With these 5 exercises, plan to do 3 sets lifting the heaviest amount you can. Your total gym time will be 15-20 minutes.
It’s amazing the endurance benefits you’ll note through strength training when thinking how to run without getting tired.

Tip #8: Small Goals for the Win
Always break small goals into large goals. If you want to run a half marathon, take that distance and split it up into smaller increments.
Sign up for two races before your designated half marathon time: a 5K, then a 10K. When you cross those finish lines, you’ll boost your confidence and celebrate your successes along the way to the larger goal.
Tip #9: Give Your Feet the TLC They Deserve
Feet don’t last forever, as much as it hurts to admit it. They need care and attention so they’ll keep supporting your body and carrying you along hundreds of miles.

Caring for your feet prevents long-lasting injuries down the road, like tendonitis or plantar fasciitis.
- Wear proper shoes: your shoes need to fit your feet perfectly. They shouldn’t squeeze your toes at all; in fact, buying running shoes one size too big is a good practice, since it gives room for swelling in extreme weather conditions. The right shoes should always have a good arch and be able to tie firmly at the ankle.
- Ice your feet after a long run: There’s bound to be swelling at the end of a workout, so don’t ignore it until it dies down. Soak those feet in an ice bath and encourage healing and speedy recovery from the exertion.
- Massage sore muscles: Find the tense spots in your feet and rub the soreness out of them to prevent the formation of lumps in the sore tissue.
- Hold swollen ankles above the heart: The best way to get rid of that inflammation is by letting the blood flow freely from the swollen area to the heart. If they’re extremely swollen, ibuprofen will speed the process along.
Final Tip: Above All, Be Consistent
All the tips I’ve outlined in this article will guide you in how to run without getting tired, but only if you turn them into habits. None of them will help you if only do it one time or every once in a while.

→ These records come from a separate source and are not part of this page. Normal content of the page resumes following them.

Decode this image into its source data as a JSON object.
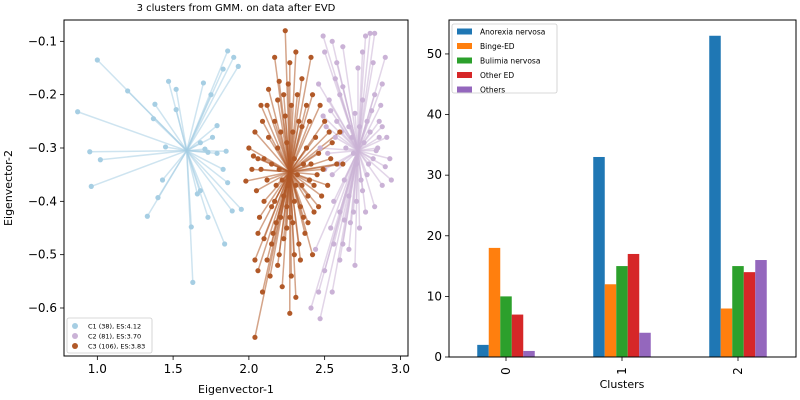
{
  "chart_data": [
    {
      "type": "scatter",
      "title": "3 clusters from GMM. on data after EVD",
      "xlabel": "Eigenvector-1",
      "ylabel": "Eigenvector-2",
      "xlim": [
        0.78,
        3.05
      ],
      "ylim": [
        -0.69,
        -0.06
      ],
      "x_ticks": [
        1.0,
        1.5,
        2.0,
        2.5,
        3.0
      ],
      "x_tick_labels": [
        "1.0",
        "1.5",
        "2.0",
        "2.5",
        "3.0"
      ],
      "y_ticks": [
        -0.1,
        -0.2,
        -0.3,
        -0.4,
        -0.5,
        -0.6
      ],
      "y_tick_labels": [
        "−0.1",
        "−0.2",
        "−0.3",
        "−0.4",
        "−0.5",
        "−0.6"
      ],
      "grid": false,
      "legend_position": "bottom-left",
      "legend": [
        "C1 (38), ES:4.12",
        "C2 (81), ES:3.70",
        "C3 (106), ES:3.83"
      ],
      "series": [
        {
          "name": "C1 (38), ES:4.12",
          "color": "#a6cee3",
          "centroid": [
            1.59,
            -0.305
          ],
          "points": [
            [
              1.0,
              -0.135
            ],
            [
              0.87,
              -0.232
            ],
            [
              0.95,
              -0.307
            ],
            [
              1.02,
              -0.322
            ],
            [
              0.96,
              -0.372
            ],
            [
              1.2,
              -0.193
            ],
            [
              1.38,
              -0.218
            ],
            [
              1.37,
              -0.245
            ],
            [
              1.47,
              -0.175
            ],
            [
              1.52,
              -0.19
            ],
            [
              1.52,
              -0.228
            ],
            [
              1.45,
              -0.298
            ],
            [
              1.33,
              -0.428
            ],
            [
              1.4,
              -0.393
            ],
            [
              1.43,
              -0.36
            ],
            [
              1.63,
              -0.552
            ],
            [
              1.62,
              -0.448
            ],
            [
              1.66,
              -0.386
            ],
            [
              1.73,
              -0.43
            ],
            [
              1.84,
              -0.48
            ],
            [
              1.68,
              -0.38
            ],
            [
              1.7,
              -0.178
            ],
            [
              1.75,
              -0.2
            ],
            [
              1.83,
              -0.152
            ],
            [
              1.86,
              -0.118
            ],
            [
              1.9,
              -0.13
            ],
            [
              1.93,
              -0.147
            ],
            [
              1.79,
              -0.258
            ],
            [
              1.76,
              -0.28
            ],
            [
              1.71,
              -0.302
            ],
            [
              1.68,
              -0.29
            ],
            [
              1.73,
              -0.308
            ],
            [
              1.79,
              -0.31
            ],
            [
              1.85,
              -0.306
            ],
            [
              1.83,
              -0.34
            ],
            [
              1.86,
              -0.365
            ],
            [
              1.95,
              -0.415
            ],
            [
              1.89,
              -0.418
            ]
          ]
        },
        {
          "name": "C2 (81), ES:3.70",
          "color": "#cab2d6",
          "centroid": [
            2.72,
            -0.305
          ],
          "points": [
            [
              2.44,
              -0.49
            ],
            [
              2.54,
              -0.45
            ],
            [
              2.56,
              -0.48
            ],
            [
              2.5,
              -0.53
            ],
            [
              2.46,
              -0.57
            ],
            [
              2.41,
              -0.6
            ],
            [
              2.47,
              -0.62
            ],
            [
              2.55,
              -0.57
            ],
            [
              2.6,
              -0.51
            ],
            [
              2.62,
              -0.48
            ],
            [
              2.66,
              -0.49
            ],
            [
              2.7,
              -0.52
            ],
            [
              2.63,
              -0.435
            ],
            [
              2.69,
              -0.42
            ],
            [
              2.73,
              -0.45
            ],
            [
              2.77,
              -0.42
            ],
            [
              2.83,
              -0.41
            ],
            [
              2.88,
              -0.37
            ],
            [
              2.94,
              -0.36
            ],
            [
              2.9,
              -0.335
            ],
            [
              2.85,
              -0.3
            ],
            [
              2.91,
              -0.28
            ],
            [
              2.93,
              -0.32
            ],
            [
              2.79,
              -0.33
            ],
            [
              2.84,
              -0.305
            ],
            [
              2.8,
              -0.27
            ],
            [
              2.86,
              -0.25
            ],
            [
              2.83,
              -0.2
            ],
            [
              2.87,
              -0.22
            ],
            [
              2.9,
              -0.13
            ],
            [
              2.88,
              -0.18
            ],
            [
              2.82,
              -0.14
            ],
            [
              2.8,
              -0.085
            ],
            [
              2.83,
              -0.085
            ],
            [
              2.77,
              -0.09
            ],
            [
              2.75,
              -0.12
            ],
            [
              2.72,
              -0.15
            ],
            [
              2.75,
              -0.21
            ],
            [
              2.7,
              -0.235
            ],
            [
              2.66,
              -0.26
            ],
            [
              2.62,
              -0.185
            ],
            [
              2.6,
              -0.2
            ],
            [
              2.57,
              -0.17
            ],
            [
              2.58,
              -0.14
            ],
            [
              2.62,
              -0.11
            ],
            [
              2.55,
              -0.1
            ],
            [
              2.49,
              -0.09
            ],
            [
              2.5,
              -0.12
            ],
            [
              2.46,
              -0.18
            ],
            [
              2.54,
              -0.23
            ],
            [
              2.51,
              -0.26
            ],
            [
              2.57,
              -0.28
            ],
            [
              2.52,
              -0.31
            ],
            [
              2.55,
              -0.35
            ],
            [
              2.59,
              -0.33
            ],
            [
              2.63,
              -0.36
            ],
            [
              2.66,
              -0.39
            ],
            [
              2.69,
              -0.31
            ],
            [
              2.71,
              -0.33
            ],
            [
              2.74,
              -0.36
            ],
            [
              2.76,
              -0.29
            ],
            [
              2.78,
              -0.25
            ],
            [
              2.81,
              -0.23
            ],
            [
              2.73,
              -0.26
            ],
            [
              2.68,
              -0.28
            ],
            [
              2.64,
              -0.3
            ],
            [
              2.61,
              -0.27
            ],
            [
              2.58,
              -0.25
            ],
            [
              2.53,
              -0.21
            ],
            [
              2.49,
              -0.24
            ],
            [
              2.47,
              -0.3
            ],
            [
              2.5,
              -0.34
            ],
            [
              2.56,
              -0.4
            ],
            [
              2.6,
              -0.42
            ],
            [
              2.67,
              -0.44
            ],
            [
              2.71,
              -0.4
            ],
            [
              2.75,
              -0.38
            ],
            [
              2.78,
              -0.35
            ],
            [
              2.82,
              -0.32
            ],
            [
              2.86,
              -0.28
            ],
            [
              2.88,
              -0.26
            ]
          ]
        },
        {
          "name": "C3 (106), ES:3.83",
          "color": "#b15928",
          "centroid": [
            2.27,
            -0.345
          ],
          "points": [
            [
              2.24,
              -0.08
            ],
            [
              2.27,
              -0.14
            ],
            [
              2.17,
              -0.13
            ],
            [
              2.31,
              -0.12
            ],
            [
              2.41,
              -0.13
            ],
            [
              2.35,
              -0.17
            ],
            [
              2.2,
              -0.175
            ],
            [
              2.13,
              -0.19
            ],
            [
              2.08,
              -0.22
            ],
            [
              2.04,
              -0.27
            ],
            [
              2.0,
              -0.3
            ],
            [
              2.03,
              -0.315
            ],
            [
              2.06,
              -0.32
            ],
            [
              2.1,
              -0.32
            ],
            [
              2.15,
              -0.33
            ],
            [
              2.2,
              -0.34
            ],
            [
              1.98,
              -0.362
            ],
            [
              2.05,
              -0.38
            ],
            [
              2.1,
              -0.4
            ],
            [
              2.15,
              -0.41
            ],
            [
              2.07,
              -0.43
            ],
            [
              2.06,
              -0.46
            ],
            [
              2.1,
              -0.47
            ],
            [
              2.04,
              -0.51
            ],
            [
              2.06,
              -0.53
            ],
            [
              2.14,
              -0.54
            ],
            [
              2.09,
              -0.57
            ],
            [
              2.04,
              -0.655
            ],
            [
              2.27,
              -0.61
            ],
            [
              2.2,
              -0.5
            ],
            [
              2.29,
              -0.44
            ],
            [
              2.33,
              -0.48
            ],
            [
              2.37,
              -0.46
            ],
            [
              2.43,
              -0.42
            ],
            [
              2.46,
              -0.41
            ],
            [
              2.39,
              -0.39
            ],
            [
              2.35,
              -0.37
            ],
            [
              2.31,
              -0.37
            ],
            [
              2.36,
              -0.43
            ],
            [
              2.25,
              -0.45
            ],
            [
              2.3,
              -0.5
            ],
            [
              2.25,
              -0.41
            ],
            [
              2.18,
              -0.44
            ],
            [
              2.17,
              -0.4
            ],
            [
              2.23,
              -0.39
            ],
            [
              2.34,
              -0.41
            ],
            [
              2.4,
              -0.36
            ],
            [
              2.45,
              -0.35
            ],
            [
              2.49,
              -0.34
            ],
            [
              2.54,
              -0.32
            ],
            [
              2.58,
              -0.33
            ],
            [
              2.62,
              -0.33
            ],
            [
              2.52,
              -0.37
            ],
            [
              2.48,
              -0.39
            ],
            [
              2.43,
              -0.37
            ],
            [
              2.3,
              -0.32
            ],
            [
              2.38,
              -0.3
            ],
            [
              2.44,
              -0.28
            ],
            [
              2.5,
              -0.25
            ],
            [
              2.53,
              -0.27
            ],
            [
              2.47,
              -0.22
            ],
            [
              2.42,
              -0.2
            ],
            [
              2.38,
              -0.22
            ],
            [
              2.33,
              -0.25
            ],
            [
              2.29,
              -0.27
            ],
            [
              2.25,
              -0.29
            ],
            [
              2.21,
              -0.27
            ],
            [
              2.17,
              -0.25
            ],
            [
              2.12,
              -0.22
            ],
            [
              2.09,
              -0.25
            ],
            [
              2.13,
              -0.28
            ],
            [
              2.19,
              -0.3
            ],
            [
              2.24,
              -0.24
            ],
            [
              2.28,
              -0.22
            ],
            [
              2.32,
              -0.2
            ],
            [
              2.26,
              -0.18
            ],
            [
              2.19,
              -0.21
            ],
            [
              2.23,
              -0.2
            ],
            [
              2.35,
              -0.26
            ],
            [
              2.4,
              -0.25
            ],
            [
              2.46,
              -0.31
            ],
            [
              2.55,
              -0.29
            ],
            [
              2.6,
              -0.27
            ],
            [
              2.02,
              -0.34
            ],
            [
              2.08,
              -0.34
            ],
            [
              2.12,
              -0.36
            ],
            [
              2.18,
              -0.37
            ],
            [
              2.22,
              -0.36
            ],
            [
              2.26,
              -0.37
            ],
            [
              2.32,
              -0.35
            ],
            [
              2.36,
              -0.33
            ],
            [
              2.41,
              -0.33
            ],
            [
              2.15,
              -0.48
            ],
            [
              2.12,
              -0.51
            ],
            [
              2.19,
              -0.52
            ],
            [
              2.23,
              -0.47
            ],
            [
              2.28,
              -0.54
            ],
            [
              2.22,
              -0.56
            ],
            [
              2.3,
              -0.4
            ],
            [
              2.27,
              -0.43
            ],
            [
              2.21,
              -0.43
            ],
            [
              2.16,
              -0.46
            ],
            [
              2.39,
              -0.44
            ],
            [
              2.34,
              -0.51
            ],
            [
              2.42,
              -0.5
            ],
            [
              2.31,
              -0.58
            ]
          ]
        }
      ]
    },
    {
      "type": "bar",
      "title": "",
      "xlabel": "Clusters",
      "ylabel": "",
      "categories": [
        "0",
        "1",
        "2"
      ],
      "ylim": [
        0,
        55.6
      ],
      "y_ticks": [
        0,
        10,
        20,
        30,
        40,
        50
      ],
      "y_tick_labels": [
        "0",
        "10",
        "20",
        "30",
        "40",
        "50"
      ],
      "grid": false,
      "legend_position": "top-left",
      "series": [
        {
          "name": "Anorexia nervosa",
          "color": "#1f77b4",
          "values": [
            2,
            33,
            53
          ]
        },
        {
          "name": "Binge-ED",
          "color": "#ff7f0e",
          "values": [
            18,
            12,
            8
          ]
        },
        {
          "name": "Bulimia nervosa",
          "color": "#2ca02c",
          "values": [
            10,
            15,
            15
          ]
        },
        {
          "name": "Other ED",
          "color": "#d62728",
          "values": [
            7,
            17,
            14
          ]
        },
        {
          "name": "Others",
          "color": "#9467bd",
          "values": [
            1,
            4,
            16
          ]
        }
      ]
    }
  ]
}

When you download our free half marathon training plans, you can add these weekly habits into the customizable Google Sheets portion of the plan.
Choose 2-3 techniques and put them in your weekly running schedule to enjoy the full results of your effort!
Greatly appreciate your help. Thank you for such great information.
Glad to be of service, Sumita!
Thank you!
It will help me with my mile run today in my pe class.Thank you so much .This information is so much helpful.
I have to run 5 miles for xc today, so if you keep helpful tips coming, that would be great!